Brigatinib, an investigational oral tyrosine kinase inhibitor demonstrated antitumor activity in crizotinib-treated and crizotinib-naïve patients with anaplastic lymphoma kinase (ALK)-positive non-small cell lung cancer (NSCLC), including those with brain metastases at the time of initial diagnosis.1
In a phase 1/2 trial, researchers enrolled patients with advanced malignancies, including 79 patients with ALK-positive NSCLC, of which 90% had received crizotinib. Participants received brigatinib 30 mg orally daily in increasing increments until the maximum tolerated dose was identified.
Results showed that among the 78 evaluable patients with NSCLC, the objective response rate was 74% (95% CI, 63 – 84). Among the 70 who received prior crizotinib and the 8 who were crizotinib-naïve, the objective response rate was 71% (95% CI, 59 – 82) and 100% (95% CI, 63 – 100), respectively.

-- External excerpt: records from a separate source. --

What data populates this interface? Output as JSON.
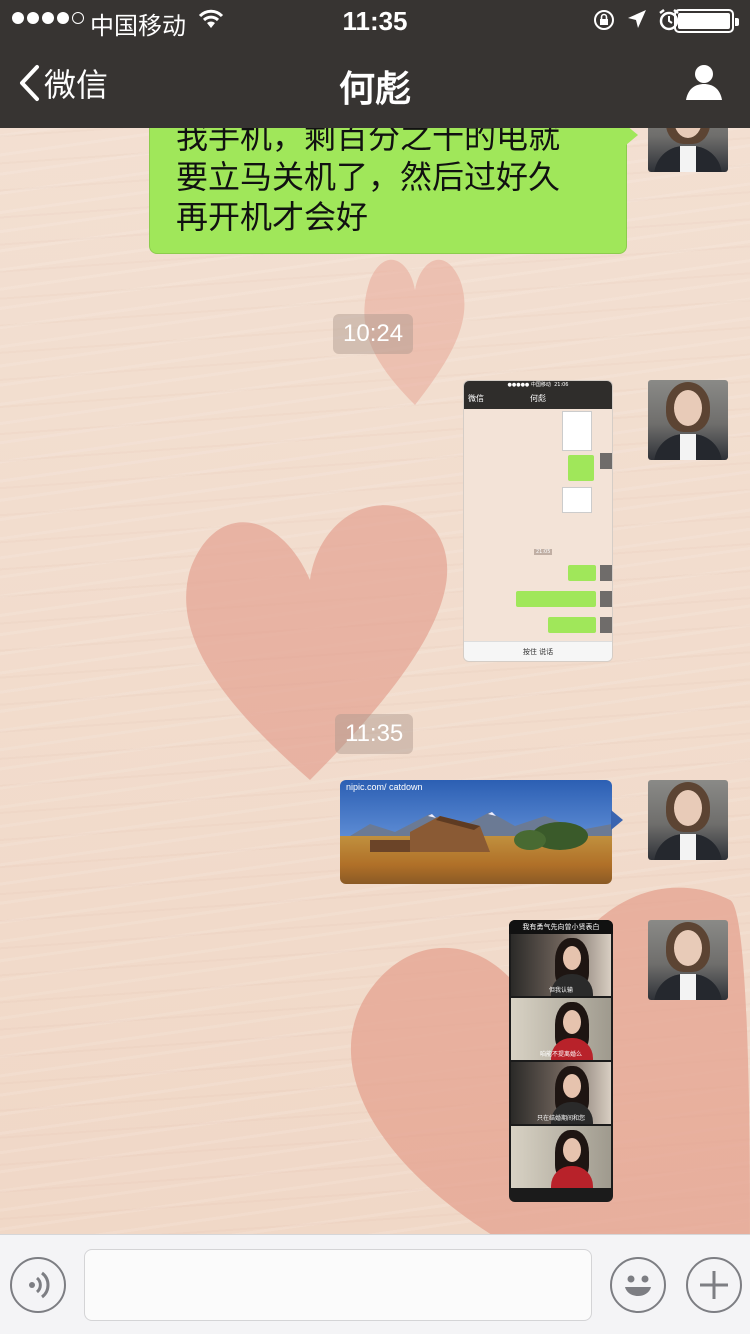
{
  "status_bar": {
    "carrier": "中国移动",
    "time": "11:35",
    "signal_bars_filled": 4,
    "signal_bars_total": 5,
    "battery_level": 1.0
  },
  "nav": {
    "back_label": "微信",
    "title": "何彪"
  },
  "messages": [
    {
      "type": "text",
      "sender": "me",
      "lines": [
        "我手机，剩百分之十的电就",
        "要立马关机了，然后过好久",
        "再开机才会好"
      ]
    },
    {
      "type": "timestamp",
      "text": "10:24"
    },
    {
      "type": "image",
      "sender": "me",
      "content": "screenshot",
      "thumbnail": {
        "status_carrier": "●●●●● 中国移动",
        "status_time": "21:06",
        "back_label": "微信",
        "title": "何彪",
        "time_badge": "21:05",
        "input_label": "按住 说话"
      }
    },
    {
      "type": "timestamp",
      "text": "11:35"
    },
    {
      "type": "image",
      "sender": "me",
      "content": "landscape-photo",
      "watermark": "nipic.com/ catdown"
    },
    {
      "type": "image",
      "sender": "me",
      "content": "meme-strip",
      "caption": "我有勇气先向曾小贤表白",
      "subtitles": [
        "但我认输",
        "咱能不提离婚么",
        "只在结婚期间和您",
        ""
      ]
    }
  ],
  "input_bar": {
    "voice_icon": "voice-icon",
    "emoji_icon": "emoji-icon",
    "plus_icon": "plus-icon",
    "text_value": ""
  },
  "colors": {
    "nav_bg": "#373432",
    "bubble_green": "#a0e75a",
    "heart_pink": "#e3a08f"
  }
}
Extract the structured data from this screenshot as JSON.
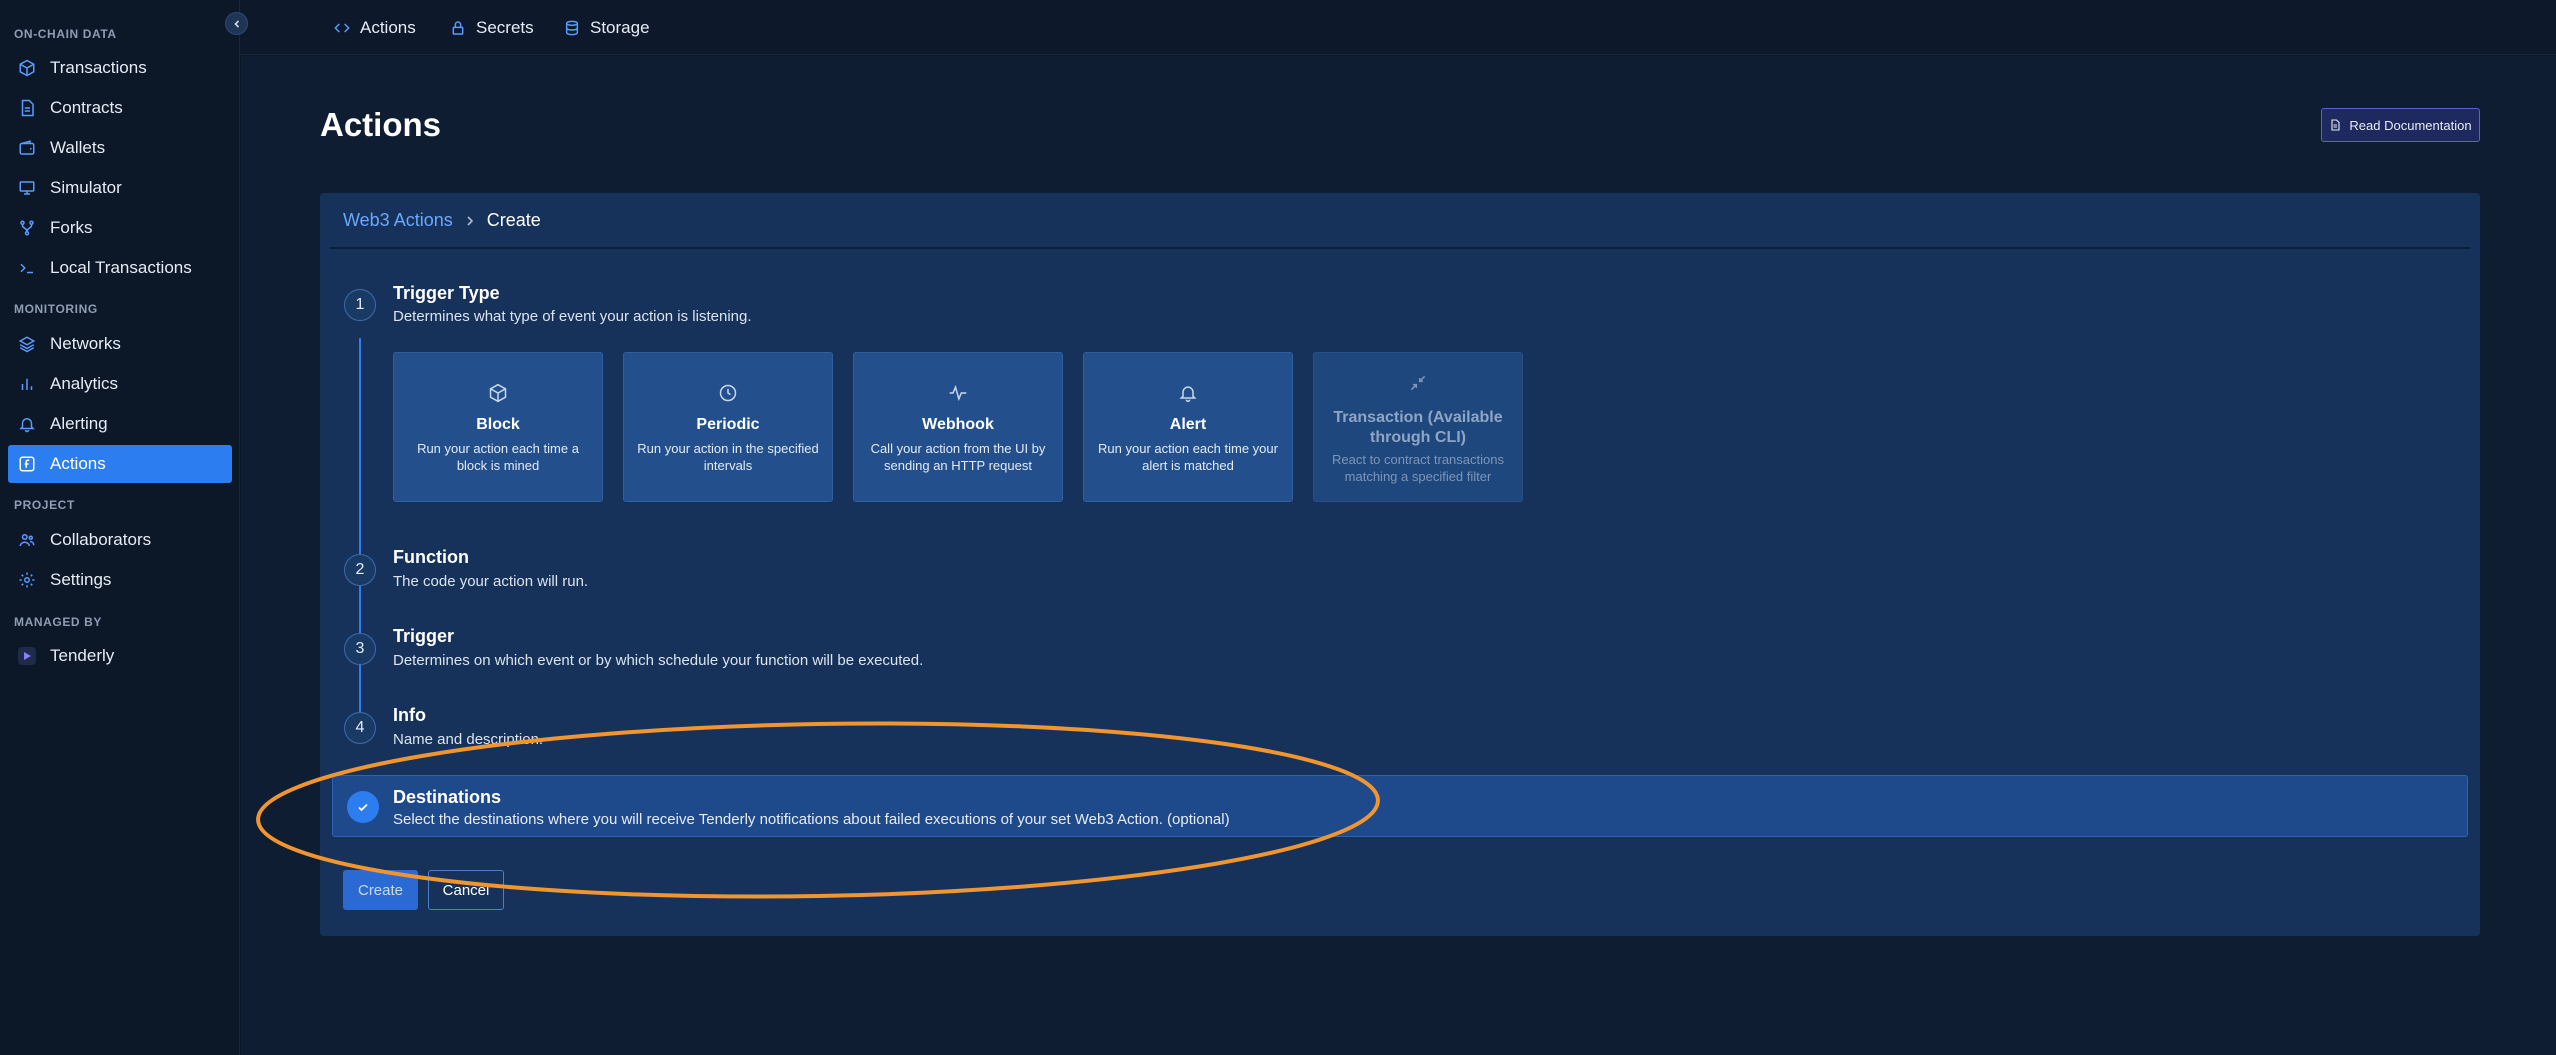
{
  "sidebar": {
    "sections": [
      {
        "label": "ON-CHAIN DATA"
      },
      {
        "label": "MONITORING"
      },
      {
        "label": "PROJECT"
      },
      {
        "label": "MANAGED BY"
      }
    ],
    "items": [
      {
        "label": "Transactions",
        "icon": "cube-icon"
      },
      {
        "label": "Contracts",
        "icon": "document-icon"
      },
      {
        "label": "Wallets",
        "icon": "wallet-icon"
      },
      {
        "label": "Simulator",
        "icon": "monitor-icon"
      },
      {
        "label": "Forks",
        "icon": "fork-icon"
      },
      {
        "label": "Local Transactions",
        "icon": "terminal-icon"
      },
      {
        "label": "Networks",
        "icon": "layers-icon"
      },
      {
        "label": "Analytics",
        "icon": "bar-chart-icon"
      },
      {
        "label": "Alerting",
        "icon": "bell-icon"
      },
      {
        "label": "Actions",
        "icon": "function-icon",
        "active": true
      },
      {
        "label": "Collaborators",
        "icon": "users-icon"
      },
      {
        "label": "Settings",
        "icon": "gear-icon"
      },
      {
        "label": "Tenderly",
        "icon": "tenderly-logo"
      }
    ]
  },
  "topbar": {
    "tabs": [
      {
        "label": "Actions",
        "icon": "code-icon"
      },
      {
        "label": "Secrets",
        "icon": "lock-icon"
      },
      {
        "label": "Storage",
        "icon": "database-icon"
      }
    ]
  },
  "page": {
    "title": "Actions",
    "doc_button": "Read Documentation"
  },
  "breadcrumb": {
    "parent": "Web3 Actions",
    "current": "Create"
  },
  "steps": [
    {
      "number": "1",
      "title": "Trigger Type",
      "description": "Determines what type of event your action is listening."
    },
    {
      "number": "2",
      "title": "Function",
      "description": "The code your action will run."
    },
    {
      "number": "3",
      "title": "Trigger",
      "description": "Determines on which event or by which schedule your function will be executed."
    },
    {
      "number": "4",
      "title": "Info",
      "description": "Name and description."
    }
  ],
  "trigger_types": [
    {
      "title": "Block",
      "description": "Run your action each time a block is mined",
      "icon": "cube-icon",
      "disabled": false
    },
    {
      "title": "Periodic",
      "description": "Run your action in the specified intervals",
      "icon": "clock-icon",
      "disabled": false
    },
    {
      "title": "Webhook",
      "description": "Call your action from the UI by sending an HTTP request",
      "icon": "pulse-icon",
      "disabled": false
    },
    {
      "title": "Alert",
      "description": "Run your action each time your alert is matched",
      "icon": "bell-icon",
      "disabled": false
    },
    {
      "title": "Transaction (Available through CLI)",
      "description": "React to contract transactions matching a specified filter",
      "icon": "collapse-arrows-icon",
      "disabled": true
    }
  ],
  "destinations": {
    "title": "Destinations",
    "description": "Select the destinations where you will receive Tenderly notifications about failed executions of your set Web3 Action. (optional)"
  },
  "buttons": {
    "create": "Create",
    "cancel": "Cancel"
  },
  "colors": {
    "accent": "#2c7df0",
    "highlight": "#f0952f",
    "background": "#0f1d33",
    "card": "#16325a"
  }
}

Specifically, 4 patients who have previously received crizotinib and 3 crizotinib-naïve patients achieved a complete response; 46 and 5 patients, respectively, had partial responses. The median duration of response was 11.2 months for all patients with NSCLC.
The study further demonstrated that median progression-free survival was 11.2 months overall.
Researchers also found that among the 15 patients with measurable brain lesions, 53% achieved an intracranial response, with a median duration of intracranial response of 18.9 months. The intracranial disease control rate was 87%.
In terms of safety, the most common treatment-emergent adverse events were nausea (52%), fatigue (42%), diarrhea (40%), headache (33%), and cough (32%). Serious treatment-related adverse events included dyspnea (7%), pneumonia (6%), hypoxia (5%), pulmonary embolism (3%), and pyrexia (2%).
The safety and efficacy of brigatinib is also being evaluated in crizotinib-resistant patients with ALK-positive NSCLC in an ongoing, pivotal, phase 2 trial.
- Lena H, Rizvi NA, Wolf J, et al. Brigatinib efficacy and safety in patients (pts) with anaplastic lymphoma kinase (ALK)-positive (ALK+) non-small cell lung cancer (NSCLC) in a phase 1/2 trial. Oral presentation at: European Lung Cancer Conference 2016; April 13-16, 2016; Geneva, Switzerland.